What is on the horizon for labor and employment policy in 2016, the last year of the Obama administration when the president will seek to cement his legacy, and a national election year when the White House and control of both houses of Congress are at stake? To take majority control of the U.S. Senate, Democrats need only pick up five seats (four, if a Democrat wins the White House and the vice president casts a tie-breaking vote in the Senate). In the House of Representatives, Democrats need a pick-up of 30 seats to take control; such a "wave" election is less likely, but not outside the realm of possibility, given widespread voter dissatisfaction with Congress.

The presidential and congressional campaigns will assure full debate on workplace issues such as wage inequality, minimum wage and overtime pay, gender equality, paid family and medical leave, independent contractor status, shared control over worker schedules, and a variety of labor law "reforms," which will be debated from the perspectives of either organized labor or business. However, Congress is unlikely to act on passing legislation addressing any of the aforesaid issues, though they will be hotly debated both on the floor and on the campaign trail. Once again, the real focus on these and other workplace issues will be through executive orders and federal regulations, as well as state actions.

President Obama has indicated that he intends to push for nearly 4,000 new federal regulations during the last year of his presidency. A number of those new regulations will cover labor and employment issues.

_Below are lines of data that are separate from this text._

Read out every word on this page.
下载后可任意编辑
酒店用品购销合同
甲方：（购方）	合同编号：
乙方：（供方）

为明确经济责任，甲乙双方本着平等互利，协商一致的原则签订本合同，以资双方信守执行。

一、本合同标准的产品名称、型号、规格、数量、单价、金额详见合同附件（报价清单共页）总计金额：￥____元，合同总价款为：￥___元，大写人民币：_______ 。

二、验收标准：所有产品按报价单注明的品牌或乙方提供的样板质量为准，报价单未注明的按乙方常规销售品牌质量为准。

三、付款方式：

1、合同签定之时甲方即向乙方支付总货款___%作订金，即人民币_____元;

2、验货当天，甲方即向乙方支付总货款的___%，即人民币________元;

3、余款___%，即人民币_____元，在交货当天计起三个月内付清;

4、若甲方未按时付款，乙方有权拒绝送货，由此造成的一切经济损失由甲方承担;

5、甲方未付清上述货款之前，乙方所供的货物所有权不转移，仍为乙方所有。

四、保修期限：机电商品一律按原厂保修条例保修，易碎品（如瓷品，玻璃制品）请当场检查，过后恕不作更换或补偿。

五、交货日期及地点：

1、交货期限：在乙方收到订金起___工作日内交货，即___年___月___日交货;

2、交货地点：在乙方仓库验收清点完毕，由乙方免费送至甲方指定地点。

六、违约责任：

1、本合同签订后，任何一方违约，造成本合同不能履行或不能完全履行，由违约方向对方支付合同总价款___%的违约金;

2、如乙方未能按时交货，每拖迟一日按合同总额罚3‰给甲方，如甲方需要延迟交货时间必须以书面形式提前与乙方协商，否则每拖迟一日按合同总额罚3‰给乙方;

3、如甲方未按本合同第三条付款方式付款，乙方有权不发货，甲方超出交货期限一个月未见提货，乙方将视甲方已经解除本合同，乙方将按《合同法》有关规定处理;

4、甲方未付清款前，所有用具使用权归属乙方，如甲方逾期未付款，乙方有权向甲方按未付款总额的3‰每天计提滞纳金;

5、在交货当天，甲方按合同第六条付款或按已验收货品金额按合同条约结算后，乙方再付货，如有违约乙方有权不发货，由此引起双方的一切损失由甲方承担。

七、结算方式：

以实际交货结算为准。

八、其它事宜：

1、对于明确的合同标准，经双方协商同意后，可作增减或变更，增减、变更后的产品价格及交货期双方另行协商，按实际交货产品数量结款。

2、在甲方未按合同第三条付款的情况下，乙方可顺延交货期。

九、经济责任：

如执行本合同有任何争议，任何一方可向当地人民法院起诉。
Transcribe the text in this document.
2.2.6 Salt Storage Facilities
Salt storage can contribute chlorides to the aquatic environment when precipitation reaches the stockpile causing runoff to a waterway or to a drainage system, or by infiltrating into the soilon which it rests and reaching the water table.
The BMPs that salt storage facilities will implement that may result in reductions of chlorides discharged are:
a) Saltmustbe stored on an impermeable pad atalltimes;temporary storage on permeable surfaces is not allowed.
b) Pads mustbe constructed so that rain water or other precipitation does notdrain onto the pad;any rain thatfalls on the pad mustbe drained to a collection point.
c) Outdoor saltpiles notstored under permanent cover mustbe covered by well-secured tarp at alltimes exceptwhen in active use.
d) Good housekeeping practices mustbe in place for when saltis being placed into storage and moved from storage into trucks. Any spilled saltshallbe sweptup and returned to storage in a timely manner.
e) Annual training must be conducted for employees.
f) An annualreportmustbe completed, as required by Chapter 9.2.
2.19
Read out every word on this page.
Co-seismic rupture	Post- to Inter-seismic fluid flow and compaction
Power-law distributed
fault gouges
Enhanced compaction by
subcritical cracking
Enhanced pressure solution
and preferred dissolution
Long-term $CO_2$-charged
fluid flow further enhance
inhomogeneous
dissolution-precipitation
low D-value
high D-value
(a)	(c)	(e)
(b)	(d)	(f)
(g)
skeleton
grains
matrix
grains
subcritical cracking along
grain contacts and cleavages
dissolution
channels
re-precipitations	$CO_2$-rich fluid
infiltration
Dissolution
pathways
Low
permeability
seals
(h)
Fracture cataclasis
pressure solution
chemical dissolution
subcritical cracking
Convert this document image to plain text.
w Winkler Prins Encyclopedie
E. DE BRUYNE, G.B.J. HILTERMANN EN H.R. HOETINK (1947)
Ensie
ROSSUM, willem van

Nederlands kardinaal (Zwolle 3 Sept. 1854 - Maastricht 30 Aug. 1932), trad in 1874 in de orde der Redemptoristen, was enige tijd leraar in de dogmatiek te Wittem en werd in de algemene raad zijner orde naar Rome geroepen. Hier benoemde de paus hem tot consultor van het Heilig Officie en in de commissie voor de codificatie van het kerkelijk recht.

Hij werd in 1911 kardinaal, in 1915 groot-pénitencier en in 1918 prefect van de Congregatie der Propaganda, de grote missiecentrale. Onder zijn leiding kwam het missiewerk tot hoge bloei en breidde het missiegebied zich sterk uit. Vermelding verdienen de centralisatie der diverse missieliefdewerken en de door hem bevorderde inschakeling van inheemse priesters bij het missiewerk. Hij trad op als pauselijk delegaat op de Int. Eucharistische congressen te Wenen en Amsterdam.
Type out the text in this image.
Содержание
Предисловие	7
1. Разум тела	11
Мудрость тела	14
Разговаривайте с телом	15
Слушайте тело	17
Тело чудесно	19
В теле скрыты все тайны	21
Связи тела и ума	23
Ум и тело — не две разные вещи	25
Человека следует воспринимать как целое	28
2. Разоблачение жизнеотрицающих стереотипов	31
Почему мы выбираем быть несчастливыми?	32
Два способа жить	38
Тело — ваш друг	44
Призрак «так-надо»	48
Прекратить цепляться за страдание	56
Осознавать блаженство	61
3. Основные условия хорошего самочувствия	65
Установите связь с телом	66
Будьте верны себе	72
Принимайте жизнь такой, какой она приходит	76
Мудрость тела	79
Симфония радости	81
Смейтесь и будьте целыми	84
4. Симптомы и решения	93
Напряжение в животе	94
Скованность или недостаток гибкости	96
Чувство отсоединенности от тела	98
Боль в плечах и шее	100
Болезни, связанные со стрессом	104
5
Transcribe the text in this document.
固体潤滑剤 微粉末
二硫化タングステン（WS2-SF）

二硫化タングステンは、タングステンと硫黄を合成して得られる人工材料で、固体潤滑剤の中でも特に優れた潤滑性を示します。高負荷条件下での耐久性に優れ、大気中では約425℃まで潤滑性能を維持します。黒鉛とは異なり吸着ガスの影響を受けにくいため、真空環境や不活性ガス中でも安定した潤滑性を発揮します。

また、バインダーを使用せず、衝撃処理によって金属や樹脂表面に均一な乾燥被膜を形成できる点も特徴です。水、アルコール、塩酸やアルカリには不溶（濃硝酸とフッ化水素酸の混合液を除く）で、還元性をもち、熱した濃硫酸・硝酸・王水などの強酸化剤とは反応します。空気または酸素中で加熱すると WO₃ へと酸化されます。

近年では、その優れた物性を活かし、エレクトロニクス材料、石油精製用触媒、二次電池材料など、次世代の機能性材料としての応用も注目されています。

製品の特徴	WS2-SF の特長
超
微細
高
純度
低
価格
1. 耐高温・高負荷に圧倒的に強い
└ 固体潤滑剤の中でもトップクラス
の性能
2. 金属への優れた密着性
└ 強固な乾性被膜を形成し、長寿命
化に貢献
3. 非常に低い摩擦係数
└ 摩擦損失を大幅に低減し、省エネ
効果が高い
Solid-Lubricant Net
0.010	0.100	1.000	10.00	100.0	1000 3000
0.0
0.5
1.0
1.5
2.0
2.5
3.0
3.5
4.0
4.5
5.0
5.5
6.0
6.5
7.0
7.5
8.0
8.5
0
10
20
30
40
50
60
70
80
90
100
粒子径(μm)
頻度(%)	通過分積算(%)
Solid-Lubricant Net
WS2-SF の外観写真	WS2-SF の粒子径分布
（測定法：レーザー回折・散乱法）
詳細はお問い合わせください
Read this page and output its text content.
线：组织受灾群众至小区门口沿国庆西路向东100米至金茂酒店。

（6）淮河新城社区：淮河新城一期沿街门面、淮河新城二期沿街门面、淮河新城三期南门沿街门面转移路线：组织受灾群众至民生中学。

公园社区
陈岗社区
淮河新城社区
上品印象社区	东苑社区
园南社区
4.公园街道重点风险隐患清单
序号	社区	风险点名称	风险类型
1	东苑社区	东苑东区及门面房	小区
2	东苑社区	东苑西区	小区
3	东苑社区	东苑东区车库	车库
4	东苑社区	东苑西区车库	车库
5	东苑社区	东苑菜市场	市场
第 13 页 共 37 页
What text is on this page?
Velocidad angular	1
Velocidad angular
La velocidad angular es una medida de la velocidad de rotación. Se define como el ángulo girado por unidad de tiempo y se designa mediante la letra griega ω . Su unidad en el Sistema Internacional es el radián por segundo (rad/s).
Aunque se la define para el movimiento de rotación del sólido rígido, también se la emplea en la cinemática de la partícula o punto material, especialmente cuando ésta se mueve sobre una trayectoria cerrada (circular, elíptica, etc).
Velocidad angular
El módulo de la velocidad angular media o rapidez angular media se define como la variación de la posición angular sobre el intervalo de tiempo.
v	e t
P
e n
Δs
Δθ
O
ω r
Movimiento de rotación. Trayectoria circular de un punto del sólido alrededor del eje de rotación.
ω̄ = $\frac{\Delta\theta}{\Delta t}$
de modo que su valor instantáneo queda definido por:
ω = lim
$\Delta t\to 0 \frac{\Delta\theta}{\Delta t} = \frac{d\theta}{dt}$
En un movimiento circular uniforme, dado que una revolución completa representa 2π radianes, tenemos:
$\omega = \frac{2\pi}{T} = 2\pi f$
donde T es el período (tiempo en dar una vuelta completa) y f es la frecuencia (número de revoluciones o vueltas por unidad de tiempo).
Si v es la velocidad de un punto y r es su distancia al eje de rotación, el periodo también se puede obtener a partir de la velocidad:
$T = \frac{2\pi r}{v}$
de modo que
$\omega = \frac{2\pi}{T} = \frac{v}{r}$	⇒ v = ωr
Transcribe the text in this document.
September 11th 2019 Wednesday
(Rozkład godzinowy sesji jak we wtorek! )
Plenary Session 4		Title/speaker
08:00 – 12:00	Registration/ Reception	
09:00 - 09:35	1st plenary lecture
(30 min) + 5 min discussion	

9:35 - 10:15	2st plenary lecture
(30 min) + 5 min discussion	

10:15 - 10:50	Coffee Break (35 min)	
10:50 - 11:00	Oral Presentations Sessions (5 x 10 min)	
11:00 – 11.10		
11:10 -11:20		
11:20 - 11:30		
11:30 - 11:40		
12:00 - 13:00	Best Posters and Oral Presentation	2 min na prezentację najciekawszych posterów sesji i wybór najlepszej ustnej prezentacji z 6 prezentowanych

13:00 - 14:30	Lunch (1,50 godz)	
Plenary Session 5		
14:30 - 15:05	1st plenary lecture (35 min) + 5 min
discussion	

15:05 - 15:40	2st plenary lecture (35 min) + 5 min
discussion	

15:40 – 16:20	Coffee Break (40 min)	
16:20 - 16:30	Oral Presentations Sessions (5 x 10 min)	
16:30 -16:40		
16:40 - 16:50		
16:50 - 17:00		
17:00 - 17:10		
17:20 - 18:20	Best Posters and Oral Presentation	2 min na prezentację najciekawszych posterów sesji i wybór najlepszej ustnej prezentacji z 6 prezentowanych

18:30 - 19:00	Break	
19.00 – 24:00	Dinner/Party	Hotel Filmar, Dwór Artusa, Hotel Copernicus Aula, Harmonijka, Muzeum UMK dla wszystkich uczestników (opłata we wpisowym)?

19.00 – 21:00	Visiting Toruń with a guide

The Congressional Review Act (CRA) authorizes Congressional consideration of new federal regulations within 60 legislative days of their promulgation. Of course, President Obama can veto a Resolution of Disapproval blocking a regulation, as he did in vetoing the resolution blocking enforcement of the National Labor Relations Board’s (NLRB) "ambush election" rules last year. The Obama administration will rush to have the new regulations signed by May 17, 2016, to avoid having a newly-elected president act on a CRA resolution.

One of the most consequential issues for organized labor in 2016 will be decided by the Supreme Court of the United States, which heard argument this week in Friedrichs v. California Teachers Association, a case which will determine whether "fair share" payments to public sector unions that workers must make—whether or not they join a union—are a violation of free speech. If the Court decides that such forced payments are an unconstitutional deprivation of free speech, not simply when the money is used for non-collective bargaining and contract administration, but for any purpose, the result could send labor unions into a tailspin and change the political landscape.

Also, 2016 could bring new state right-to-work laws, especially in West Virginia. The next state to enact right-to-work legislation will bring the number of right-to-work states to 26—the most recent being Michigan and Wisconsin.

One of the most contentious issues in Congress and on the campaign trail will be trade policy, with the debate over labor and employment standards in the massive Trans-Pacific Partnership (TPP) trade agreement, which organized labor and environmental groups believe will depress wages and cause jobs to be shipped to countries with lower labor and environmental standards. Although Congress could vote on the measure as early as February 4, it's more likely that the vote will be postponed until after the 2016 elections.

The following are other labor and employment issues that could see final action in 2016 or early 2017:

The NLRB also bears watching for decisions expanding joint-employer standards (including joint unfair labor practice liability and bargaining obligations for franchise operations). In 2016, the Board is likely to restore its Alan Ritcheydecision which held that a newly-organized employer must notify and bargain with a union before employee disciplinary action is taken, even before a first contract is negotiated. It is also awaiting the right case to overturn its longstanding precedent in Cudahy and require disclosure of confidential bargaining table advice in order to prove Section 8(a)(5) charges of failure to bargain in good faith.

Of course, the Board can be expected to continue parsing workplace handbooks, conduct rules, and social media policies for evidence of potential violations of protected concerted activity under the Board's Lutheran Heritage Villagestandard regarding workplace policies that might "chill" Section 7 employee rights. Also, expect the Board to continue expanding its application of its decision in Specialty Healthcare on "micro" bargaining units, its ban on class and collective action waivers in mandatory arbitration agreements under D.R. Horton and Murphy Oil (despite having been rejected by numerous federal and state courts), and its expansion of Board jurisdiction over graduate school teaching assistants as "employees" under the Act. At the state and local levels, watch for organized labor to continue pressing for a $15 minimum wage, paid family and medical leave, and other initiatives they cannot legislatively achieve in Congress. Unions will continue to battle against right-to-work legislation in West Virginia and Missouri.

Conclusion

As a by-product of divided government and the pending national elections, 2016 will be a year in which Congress discusses, but does not enact, major legislation in the labor and employment field. The momentum will continue at the federal and state regulatory levels, with the federal courts reviewing the actions taken.